27.    Vast staat dat een in een door het Europees Stabiliteitsmechanisme gesloten memorandum van overeenstemming opgenomen maatregel volgens welke de schulden van een nationale bank jegens ieder van haar depositogevers tot een bedrag van 100 000 EUR aan een andere nationale bank in moeilijkheden worden overgedragen en de bedragen boven 100 000 EUR bij eerstgenoemde bank blijven in afwachting van de liquidatie van deze bank, zonder onderscheid van toepassing is op alle depositogevers van eerstgenoemde bank, zodat er geen sprake is van een verschil in behandeling tussen deze depositogevers naargelang van het bedrag van hun deposito bij deze bank.

De enkele omstandigheid dat aan de overdracht aan de tweede bank van de deposito’s bij eerste bank een eenvormige bovengrens van 100 000 EUR per depositogever is gesteld, en dat deze overdracht bijgevolg voor deze depositogevers verschillende gevolgen kan hebben naargelang van het bedrag van hun deposito, kan deze slotsom niet op losse schroeven zetten. Elk verschil van dien aard vloeit immers voort uit de toepassing van de voor de garantie bepaalde bovengrens van 100 000 EUR, die is neergelegd in artikel 7, lid 1 bis, van richtlijn 94/19 inzake de depositogarantiestelsels, zoals gewijzigd bij de richtlijnen 2005/1 en 2009/14. Dit criterium is echter zowel objectief als aangepast aan wat voor de werking van het bankenstelsel van de Unie is vereist.

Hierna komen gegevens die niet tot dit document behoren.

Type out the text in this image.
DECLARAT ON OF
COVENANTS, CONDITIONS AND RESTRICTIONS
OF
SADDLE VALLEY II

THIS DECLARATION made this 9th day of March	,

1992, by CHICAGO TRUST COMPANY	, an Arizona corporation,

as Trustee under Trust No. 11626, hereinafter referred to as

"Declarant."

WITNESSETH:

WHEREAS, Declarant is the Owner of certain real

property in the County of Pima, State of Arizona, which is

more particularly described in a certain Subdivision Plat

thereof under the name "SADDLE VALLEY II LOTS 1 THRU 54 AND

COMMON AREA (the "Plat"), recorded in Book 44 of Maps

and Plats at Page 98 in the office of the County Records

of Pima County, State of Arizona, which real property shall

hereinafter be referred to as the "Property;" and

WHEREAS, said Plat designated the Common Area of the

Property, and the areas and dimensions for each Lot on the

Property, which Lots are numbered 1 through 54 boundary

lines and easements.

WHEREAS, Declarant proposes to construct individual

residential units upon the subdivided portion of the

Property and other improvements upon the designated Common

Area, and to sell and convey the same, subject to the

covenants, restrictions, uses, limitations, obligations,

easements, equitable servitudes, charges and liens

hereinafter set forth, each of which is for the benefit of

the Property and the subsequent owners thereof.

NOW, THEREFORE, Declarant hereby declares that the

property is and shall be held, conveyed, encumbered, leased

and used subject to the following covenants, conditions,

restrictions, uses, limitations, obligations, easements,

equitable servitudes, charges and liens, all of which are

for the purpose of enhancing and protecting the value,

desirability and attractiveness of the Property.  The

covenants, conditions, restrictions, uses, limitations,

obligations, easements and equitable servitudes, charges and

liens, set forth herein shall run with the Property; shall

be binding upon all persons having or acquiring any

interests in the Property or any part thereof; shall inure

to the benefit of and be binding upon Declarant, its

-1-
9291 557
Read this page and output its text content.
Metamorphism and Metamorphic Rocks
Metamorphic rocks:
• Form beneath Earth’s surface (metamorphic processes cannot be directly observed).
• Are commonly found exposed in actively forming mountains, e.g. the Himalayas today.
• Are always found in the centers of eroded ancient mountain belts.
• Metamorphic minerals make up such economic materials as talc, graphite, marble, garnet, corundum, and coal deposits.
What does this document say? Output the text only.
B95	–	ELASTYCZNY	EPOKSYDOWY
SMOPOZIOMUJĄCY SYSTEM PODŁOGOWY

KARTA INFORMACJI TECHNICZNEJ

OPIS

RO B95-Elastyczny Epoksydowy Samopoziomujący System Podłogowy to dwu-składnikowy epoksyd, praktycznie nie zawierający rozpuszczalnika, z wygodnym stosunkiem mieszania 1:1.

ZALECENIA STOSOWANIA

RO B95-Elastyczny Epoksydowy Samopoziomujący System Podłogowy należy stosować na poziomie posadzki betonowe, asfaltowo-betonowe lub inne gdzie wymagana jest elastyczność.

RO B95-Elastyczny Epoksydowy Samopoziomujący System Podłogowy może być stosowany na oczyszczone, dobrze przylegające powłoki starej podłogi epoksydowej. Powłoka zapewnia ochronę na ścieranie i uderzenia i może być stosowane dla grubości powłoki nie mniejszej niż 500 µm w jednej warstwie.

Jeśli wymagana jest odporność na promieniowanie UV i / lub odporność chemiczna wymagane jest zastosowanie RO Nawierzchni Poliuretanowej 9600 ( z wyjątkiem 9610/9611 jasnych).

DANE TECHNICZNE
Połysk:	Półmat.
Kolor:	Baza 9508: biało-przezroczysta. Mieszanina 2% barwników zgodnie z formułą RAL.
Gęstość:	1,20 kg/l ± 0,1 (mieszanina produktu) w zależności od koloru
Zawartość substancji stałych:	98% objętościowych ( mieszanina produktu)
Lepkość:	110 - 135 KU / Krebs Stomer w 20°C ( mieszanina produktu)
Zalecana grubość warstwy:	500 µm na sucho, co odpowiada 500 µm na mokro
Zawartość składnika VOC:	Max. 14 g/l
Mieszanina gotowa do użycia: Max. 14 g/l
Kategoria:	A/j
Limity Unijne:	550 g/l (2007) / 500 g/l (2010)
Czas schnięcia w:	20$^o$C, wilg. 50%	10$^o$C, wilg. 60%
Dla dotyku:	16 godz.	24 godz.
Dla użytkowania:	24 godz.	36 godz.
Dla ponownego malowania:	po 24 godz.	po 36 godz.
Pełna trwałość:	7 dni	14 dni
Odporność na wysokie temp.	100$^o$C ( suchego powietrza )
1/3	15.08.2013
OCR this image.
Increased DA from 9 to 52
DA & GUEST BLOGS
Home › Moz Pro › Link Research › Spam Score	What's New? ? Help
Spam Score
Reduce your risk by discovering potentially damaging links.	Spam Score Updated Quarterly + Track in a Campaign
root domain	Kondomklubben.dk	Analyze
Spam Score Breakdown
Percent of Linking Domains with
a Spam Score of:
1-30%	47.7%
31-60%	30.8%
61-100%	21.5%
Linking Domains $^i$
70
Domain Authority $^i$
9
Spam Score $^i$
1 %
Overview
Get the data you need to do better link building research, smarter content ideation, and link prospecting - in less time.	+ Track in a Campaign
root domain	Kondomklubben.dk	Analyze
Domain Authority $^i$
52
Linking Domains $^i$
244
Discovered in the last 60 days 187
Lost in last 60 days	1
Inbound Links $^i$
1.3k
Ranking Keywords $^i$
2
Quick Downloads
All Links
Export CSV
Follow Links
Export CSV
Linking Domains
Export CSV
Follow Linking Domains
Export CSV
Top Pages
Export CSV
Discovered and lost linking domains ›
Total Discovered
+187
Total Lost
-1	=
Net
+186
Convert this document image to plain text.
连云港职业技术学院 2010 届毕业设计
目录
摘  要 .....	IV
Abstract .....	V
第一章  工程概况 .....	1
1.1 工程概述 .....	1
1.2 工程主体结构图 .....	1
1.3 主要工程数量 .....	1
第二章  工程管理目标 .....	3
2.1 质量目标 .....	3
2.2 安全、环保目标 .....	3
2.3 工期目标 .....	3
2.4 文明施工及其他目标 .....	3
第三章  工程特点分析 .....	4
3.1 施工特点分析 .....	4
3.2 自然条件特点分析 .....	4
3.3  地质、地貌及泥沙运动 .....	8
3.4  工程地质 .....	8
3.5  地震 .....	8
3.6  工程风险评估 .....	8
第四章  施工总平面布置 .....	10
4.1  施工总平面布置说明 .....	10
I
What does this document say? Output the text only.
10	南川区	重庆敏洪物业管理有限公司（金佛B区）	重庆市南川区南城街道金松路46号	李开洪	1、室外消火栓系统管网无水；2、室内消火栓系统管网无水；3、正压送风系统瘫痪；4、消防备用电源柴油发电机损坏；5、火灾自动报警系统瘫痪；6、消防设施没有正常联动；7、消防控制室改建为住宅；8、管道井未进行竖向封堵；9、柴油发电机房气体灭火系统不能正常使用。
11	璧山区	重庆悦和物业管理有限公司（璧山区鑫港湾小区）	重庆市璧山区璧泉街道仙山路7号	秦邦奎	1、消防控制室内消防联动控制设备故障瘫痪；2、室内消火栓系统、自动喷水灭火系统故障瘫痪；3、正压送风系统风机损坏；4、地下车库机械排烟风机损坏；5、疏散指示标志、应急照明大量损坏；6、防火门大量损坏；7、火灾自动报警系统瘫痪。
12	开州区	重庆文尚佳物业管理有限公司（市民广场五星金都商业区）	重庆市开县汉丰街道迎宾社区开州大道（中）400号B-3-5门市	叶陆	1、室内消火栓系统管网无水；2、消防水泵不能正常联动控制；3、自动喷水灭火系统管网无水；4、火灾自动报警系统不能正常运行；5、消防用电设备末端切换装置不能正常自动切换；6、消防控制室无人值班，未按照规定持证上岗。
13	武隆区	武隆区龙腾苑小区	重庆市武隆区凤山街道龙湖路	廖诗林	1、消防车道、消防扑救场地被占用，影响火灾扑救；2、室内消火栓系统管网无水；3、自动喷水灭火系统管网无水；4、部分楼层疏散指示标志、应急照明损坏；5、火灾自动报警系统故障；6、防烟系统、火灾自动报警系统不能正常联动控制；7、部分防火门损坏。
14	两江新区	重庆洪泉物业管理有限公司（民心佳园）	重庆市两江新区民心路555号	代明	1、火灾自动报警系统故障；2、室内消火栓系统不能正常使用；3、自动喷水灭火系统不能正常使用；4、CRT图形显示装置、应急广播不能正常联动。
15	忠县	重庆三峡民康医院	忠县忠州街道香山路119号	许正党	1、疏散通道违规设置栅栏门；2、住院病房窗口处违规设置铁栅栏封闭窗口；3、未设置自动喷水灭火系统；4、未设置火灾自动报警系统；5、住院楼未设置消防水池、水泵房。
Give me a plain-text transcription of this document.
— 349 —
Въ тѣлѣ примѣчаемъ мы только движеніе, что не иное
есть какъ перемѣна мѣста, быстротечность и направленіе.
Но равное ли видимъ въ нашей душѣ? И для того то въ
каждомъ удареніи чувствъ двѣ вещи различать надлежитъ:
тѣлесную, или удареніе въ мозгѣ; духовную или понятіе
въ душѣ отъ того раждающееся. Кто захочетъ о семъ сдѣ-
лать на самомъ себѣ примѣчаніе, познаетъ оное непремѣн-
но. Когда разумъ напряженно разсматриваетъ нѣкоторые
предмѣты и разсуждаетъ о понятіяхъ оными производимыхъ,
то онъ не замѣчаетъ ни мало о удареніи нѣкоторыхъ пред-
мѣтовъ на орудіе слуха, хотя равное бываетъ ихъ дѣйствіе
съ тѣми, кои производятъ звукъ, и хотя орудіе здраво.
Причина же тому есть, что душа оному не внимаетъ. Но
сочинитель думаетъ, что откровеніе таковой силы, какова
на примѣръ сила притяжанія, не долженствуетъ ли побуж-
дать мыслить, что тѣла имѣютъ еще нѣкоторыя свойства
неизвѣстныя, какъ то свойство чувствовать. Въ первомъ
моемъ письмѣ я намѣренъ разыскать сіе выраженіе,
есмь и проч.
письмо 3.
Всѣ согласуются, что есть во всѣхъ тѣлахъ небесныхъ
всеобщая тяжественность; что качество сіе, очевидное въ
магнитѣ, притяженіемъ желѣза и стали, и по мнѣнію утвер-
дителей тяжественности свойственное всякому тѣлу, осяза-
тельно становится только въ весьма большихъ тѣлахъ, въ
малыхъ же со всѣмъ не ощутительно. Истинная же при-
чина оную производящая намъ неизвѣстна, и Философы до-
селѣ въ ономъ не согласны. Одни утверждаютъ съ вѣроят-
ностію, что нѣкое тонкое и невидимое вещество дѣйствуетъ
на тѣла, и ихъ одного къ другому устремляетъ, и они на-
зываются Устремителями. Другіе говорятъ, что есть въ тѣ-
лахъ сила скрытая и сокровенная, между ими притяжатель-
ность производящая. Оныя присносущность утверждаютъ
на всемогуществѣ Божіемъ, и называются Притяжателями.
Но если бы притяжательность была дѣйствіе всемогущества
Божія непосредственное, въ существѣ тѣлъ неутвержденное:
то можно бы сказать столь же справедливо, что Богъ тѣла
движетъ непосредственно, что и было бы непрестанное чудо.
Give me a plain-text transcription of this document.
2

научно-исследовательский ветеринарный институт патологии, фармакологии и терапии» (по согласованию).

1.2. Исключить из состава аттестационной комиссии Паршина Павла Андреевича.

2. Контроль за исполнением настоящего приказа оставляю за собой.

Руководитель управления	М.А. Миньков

Uit een in het protocol van overeenstemming opgenomen maatregel van omzetting in de aandelen van de tweede bank, volgens welke de haircut van de niet-gegarandeerde deposito’s bij deze bank alleen geldt voor de depositogevers wier deposito 100 000 EUR overschrijdt, volgt een verschil in behandeling tussen de depositogevers van die bank naargelang het bedrag van hun deposito’s bij deze bank al dan niet 100 000 EUR overschrijdt. Dit verschil in behandeling levert echter geen door het Unierecht verboden ongelijke behandeling op, aangezien de depositogevers wier deposito’s bij de betrokken banken 100 000 EUR overschrijden, in een juridische situatie verkeren die verschilt van die van de depositogevers wier deposito’s bij de betrokken banken 100 000 EUR niet overschrijden. Volgens artikel 7, lid 1 bis, van richtlijn 94/19 zijn de deposito’s van laatstgenoemden in geval van onbeschikbaarheid van de deposito’s immers volledig gedekt door het nationale depositogarantiestelsel, terwijl die van eerstgenoemde depositogevers slechts ten belope van 100 000 EUR zijn gedekt.

(zie punten 482‑485)

28.    In beginsel dient degene die feiten ter ondersteuning van een vordering aanvoert, die feiten te bewijzen.

(zie punt 501)

29.    Zie de tekst van de beslissing.